Home's nothing to get all worked up over. Both live boring, dead-end lives. Baby Girl lives with her uncle and struggles with the fact that her once handsome and devilish older brother has been reduced to a drooling, temper-tantrum-throwing five-year-old as the result of a tragic bike accident. Perry, she lives with her drunk-as-a-skunk mother, who never seems to care where she is or what she's up to and her step-father, a saint of a man for being able to put up with the two of 'em.

Oh god, how this book brought the memories of my teenage years rushing back to me. For all intents and purposes, I was a fairly "good girl". I'd sneak around with the boys in the middle of the night, sure, slipping out the bedroom window like Perry did, my father never the wiser.
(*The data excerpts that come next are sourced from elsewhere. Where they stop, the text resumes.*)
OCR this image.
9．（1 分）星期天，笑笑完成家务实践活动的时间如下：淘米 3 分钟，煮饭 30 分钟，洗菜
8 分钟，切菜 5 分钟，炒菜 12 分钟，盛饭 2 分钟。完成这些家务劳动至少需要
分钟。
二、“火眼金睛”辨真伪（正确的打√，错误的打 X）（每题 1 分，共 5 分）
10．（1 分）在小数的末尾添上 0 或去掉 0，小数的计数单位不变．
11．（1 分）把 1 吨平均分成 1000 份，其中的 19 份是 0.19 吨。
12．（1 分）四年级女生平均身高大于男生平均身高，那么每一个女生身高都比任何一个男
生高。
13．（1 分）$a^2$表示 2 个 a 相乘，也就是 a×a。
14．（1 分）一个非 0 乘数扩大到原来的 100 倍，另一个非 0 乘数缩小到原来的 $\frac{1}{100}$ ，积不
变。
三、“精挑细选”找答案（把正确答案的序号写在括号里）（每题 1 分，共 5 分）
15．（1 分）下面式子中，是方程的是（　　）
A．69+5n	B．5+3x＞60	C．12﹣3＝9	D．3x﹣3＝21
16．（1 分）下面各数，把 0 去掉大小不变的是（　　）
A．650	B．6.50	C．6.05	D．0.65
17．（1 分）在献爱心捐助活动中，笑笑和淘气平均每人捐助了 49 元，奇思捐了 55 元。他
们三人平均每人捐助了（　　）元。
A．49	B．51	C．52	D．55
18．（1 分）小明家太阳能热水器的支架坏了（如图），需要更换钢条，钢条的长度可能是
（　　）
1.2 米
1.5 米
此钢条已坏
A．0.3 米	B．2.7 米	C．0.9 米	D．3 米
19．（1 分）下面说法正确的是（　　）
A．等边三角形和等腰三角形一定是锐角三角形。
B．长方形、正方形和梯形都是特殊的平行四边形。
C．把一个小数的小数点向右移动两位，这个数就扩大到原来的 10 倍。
I skipped school and chilled at friends' houses listening to music and watching them get high. A group of us would hang out in the local trailer park - skin heads and hippies talking about the ways they were gonna change the world, gawking at the strung out pregnant girls shoving ice cream and pickles into their junkie mouths. Making nuisances of ourselves at the local coffee shop, batting our under-aged eyelashes at the cute college boys who worked here. Cruising the main streets by the beach with the windows down, radio blasting, the wind in our ears, like nothing could touch us, just passing the time till something better came along. 

Unlike us though, to get even with the world for the bum deck they were dealt, Perry and Baby Girl get off on having fun at other peoples expense, joyriding in the middle of the night, stealing cars, skipping school and cutting classes. They even end up in the dunk-tank overnight for attempting to steal stuff from the local pharmacy. But all that becomes child's play when the two of them discover that they're both being chatted up by the same guy - a guy who has a serious crush on Perry. When the girls finally agree to meet up and show him what's what, that's where the real trouble starts brewing. And once they start that ball rolling, there's no stopping its momentum. 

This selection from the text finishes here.